Why do you think they accepted you?
These young men and women in Glass House had had many adults--teachers, parents, police--try to impose codes of behavior on them that they considered cruel or irrational or just too restrictive. I think that from the first they understood I would not judge them by society's norms of conduct. I accepted them as they were. Then, too, I believe the people in Glass House wanted to tell their stories, to present their experiences to a society they thought had been unwilling or unable to understand them. They decided they could trust me to record their way of life.
Glass House seems to have been a tightly regulated community, indeed, seems to have been better organized than most communities and institutions on "the outside." How did they go about keeping order?

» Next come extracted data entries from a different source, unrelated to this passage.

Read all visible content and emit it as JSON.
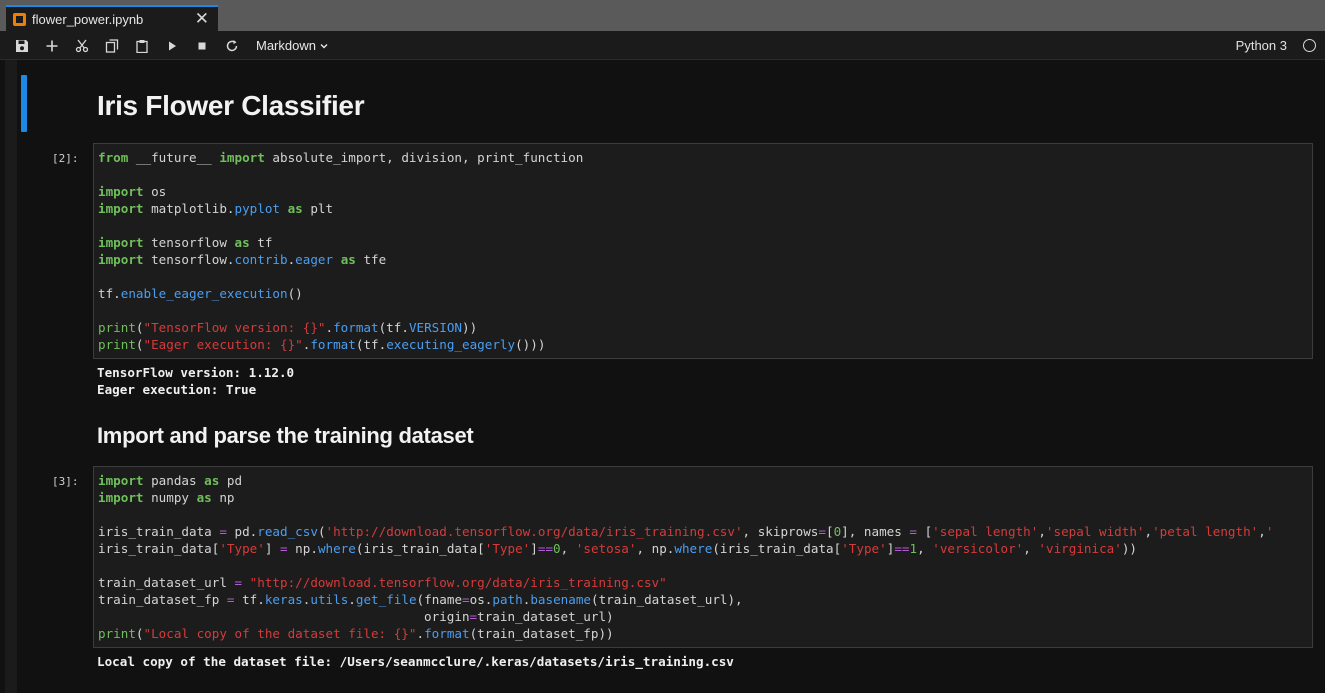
{
  "tab": {
    "title": "flower_power.ipynb",
    "close": "✕"
  },
  "toolbar": {
    "cell_type": "Markdown",
    "kernel_name": "Python 3"
  },
  "cells": {
    "title": "Iris Flower Classifier",
    "cell2": {
      "prompt": "[2]:",
      "output": [
        "TensorFlow version: 1.12.0",
        "Eager execution: True"
      ]
    },
    "heading2": "Import and parse the training dataset",
    "cell3": {
      "prompt": "[3]:",
      "output": [
        "Local copy of the dataset file: /Users/seanmcclure/.keras/datasets/iris_training.csv"
      ]
    }
  }
}
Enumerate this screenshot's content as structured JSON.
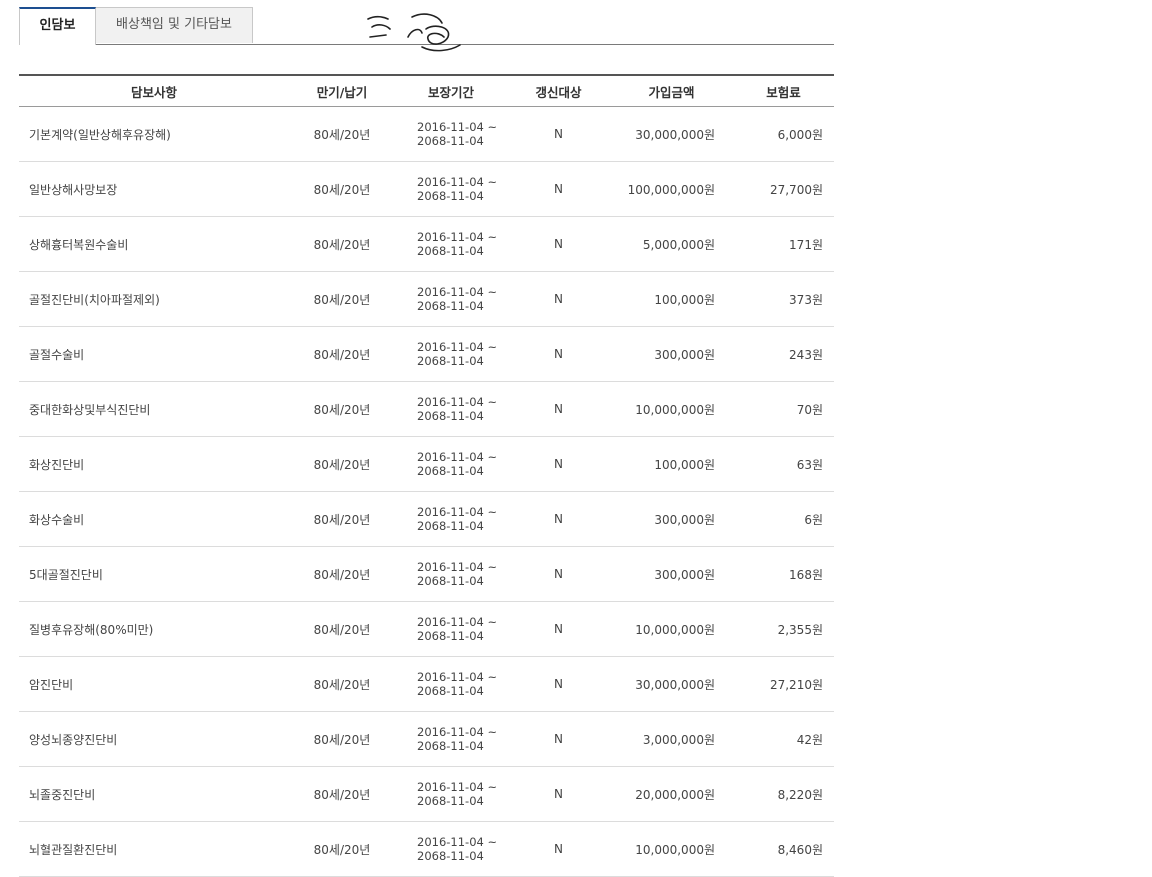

They took turns doing essential duties, built what was needed with what they could find, and took care of one another. Each and every one was required to respect house rules, which were strict and detailed, covering almost every eventuality from overnight guests to police raids. Here, for instance, is the guest policy: "You can't stay at Glass House unless you are the guest of a member. If you are the guest of a member, you can only sleep in his or her room. Glass House is not a crash pad. You can't sleep in the community room or in any other part of the house. All guests must attend Sunday night meetings, so we know your face. Any strangers will be escorted to the door.
You photographed Glass House from 1993 to 1994. Why did you wait so long to publish the material as a book?
Four months after I began my work, the police stormed the building and evicted everyone. I put aside my photographs, transcripts, and notes and turned to other projects. Then, a few years ago, a letter from one of the Glass House survivors prompted me to trace all the other former residents. I was saddened to learn that five of them had died, and impressed that many others had dramatically changed their lives. One now lives in a eucalyptus forest on Maui; another is an organic gardener in Costa Rica; yet another is preparing for law school. But all I contacted told me that their months in Glass House had been a turning point in their lives. Also it seems right to present this chronicle of young squatters at a time when gentrification is erasing virtually all traces of the ethnic groups and radical fringe that once gave Alphabet City such great diversity and vitality.